EL PELUCA ARGENTINO
Por: El Chucho
Por el día del padre, mi hijo Pelota, el papá de Jotito, me regaló una camiseta de rayas celestes y blancas con la palabra "Messi" estampada en la espalda. Yo no entendí la alusión y rechacé el caballo desmuelado que me estaban ofreciendo, aunque llegué a dudar si aquello de "Messi" era algo así como "gracias" escrito en provenzal o francés con ortografía humalista. Pero luego me acordé de que eso es imposible porque Pelota es una bestia para los idiomas, las matemáticas, las humanidades, los negocios y la medicina humana. Y tampoco sabe usar un alicate. Le pregunté entonces, antes de tirarle un cocacho por bruto, qué significaba "Messi" y se rió desvergonzadamente, llamando a gritos a Jotito para que lo acompañe en la burla. Pasada la euforia, previas correhuelas, ambos me explicaron que Messi era la joven promesa argentina de este Mundial. Y hasta me enseñaron la foto. ¿Messi un jugador argentino? ¡Ridículo! Argentinos, lo que se dice argentinos, yo recuerdo algunos como el flaco Stabile, el impredecible Corbatta y hasta a Betis, el único gaucho que metió un gol en el mundial del 34 y encima era back central. Pero Messis no hay. Cuando me pasaron el video del gol de aquel elfo dando brincos en el césped me di cuenta de que las cosas en este Mundial seguirán de mal en peor si un duende se convierte en protagonista y un ario es suplente de un africano, que a su vez es suplente de un polaco en la selección aria. ¡Bah! por cosas como ésa empiezo a creer en la eugenesia.

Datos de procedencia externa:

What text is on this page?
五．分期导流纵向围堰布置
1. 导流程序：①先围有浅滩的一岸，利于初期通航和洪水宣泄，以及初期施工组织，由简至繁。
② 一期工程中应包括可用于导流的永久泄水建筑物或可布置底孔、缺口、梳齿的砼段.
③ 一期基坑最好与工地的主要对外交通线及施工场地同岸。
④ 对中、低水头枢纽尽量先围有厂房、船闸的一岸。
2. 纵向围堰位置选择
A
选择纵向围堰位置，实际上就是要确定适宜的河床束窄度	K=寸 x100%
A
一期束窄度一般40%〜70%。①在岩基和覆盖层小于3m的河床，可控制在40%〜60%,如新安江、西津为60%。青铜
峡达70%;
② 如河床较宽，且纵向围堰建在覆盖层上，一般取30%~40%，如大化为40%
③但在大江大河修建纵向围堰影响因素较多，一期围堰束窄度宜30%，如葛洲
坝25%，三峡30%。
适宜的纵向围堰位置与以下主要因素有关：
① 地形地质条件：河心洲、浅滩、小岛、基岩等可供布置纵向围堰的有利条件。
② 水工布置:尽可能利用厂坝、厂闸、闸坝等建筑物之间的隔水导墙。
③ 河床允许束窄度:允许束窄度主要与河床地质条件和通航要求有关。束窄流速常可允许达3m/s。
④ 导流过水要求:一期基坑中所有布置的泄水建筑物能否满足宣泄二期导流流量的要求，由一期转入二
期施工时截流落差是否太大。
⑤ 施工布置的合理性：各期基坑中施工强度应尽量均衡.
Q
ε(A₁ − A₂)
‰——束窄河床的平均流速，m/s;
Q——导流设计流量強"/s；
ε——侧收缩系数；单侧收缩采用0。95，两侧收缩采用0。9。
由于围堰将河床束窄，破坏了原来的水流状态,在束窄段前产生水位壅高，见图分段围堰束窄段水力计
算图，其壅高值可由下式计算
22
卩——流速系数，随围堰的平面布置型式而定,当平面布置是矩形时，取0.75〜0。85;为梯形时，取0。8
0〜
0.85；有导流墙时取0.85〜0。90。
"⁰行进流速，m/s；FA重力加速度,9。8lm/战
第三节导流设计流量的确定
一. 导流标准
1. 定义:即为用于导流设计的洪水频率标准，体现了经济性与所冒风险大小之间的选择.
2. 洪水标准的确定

Yo me pregunto: ¿Qué ha dado Argentina al fútbol? Nada, salvo la afeminada exhibición de sujetos de pelos largos y medias caídas. Y, obvio, ese famoso chester white recién capado que se contorsionaba en las gradas después de cada uno de los seis pepinos que los pelucas argentinos propinaron a unos gitanos sin carpa de circo. En mis tiempos, lo juro, los argentinos no eran así de retacos y pelotudos: eran arrogantes, sí, pero podían alcanzar la parte alta de un estante sin necesidad de un banquito. Lo mejor es que a los que realmente sabían chutar un balón se nacionalizaban de inmediato gallegos o tanos, como si quisieran corregir un error, y luego ganaban la Copa del Mundo con camisetas de color entero y no esas con listones que siempre me parecieron más propias para cortinas de viuda.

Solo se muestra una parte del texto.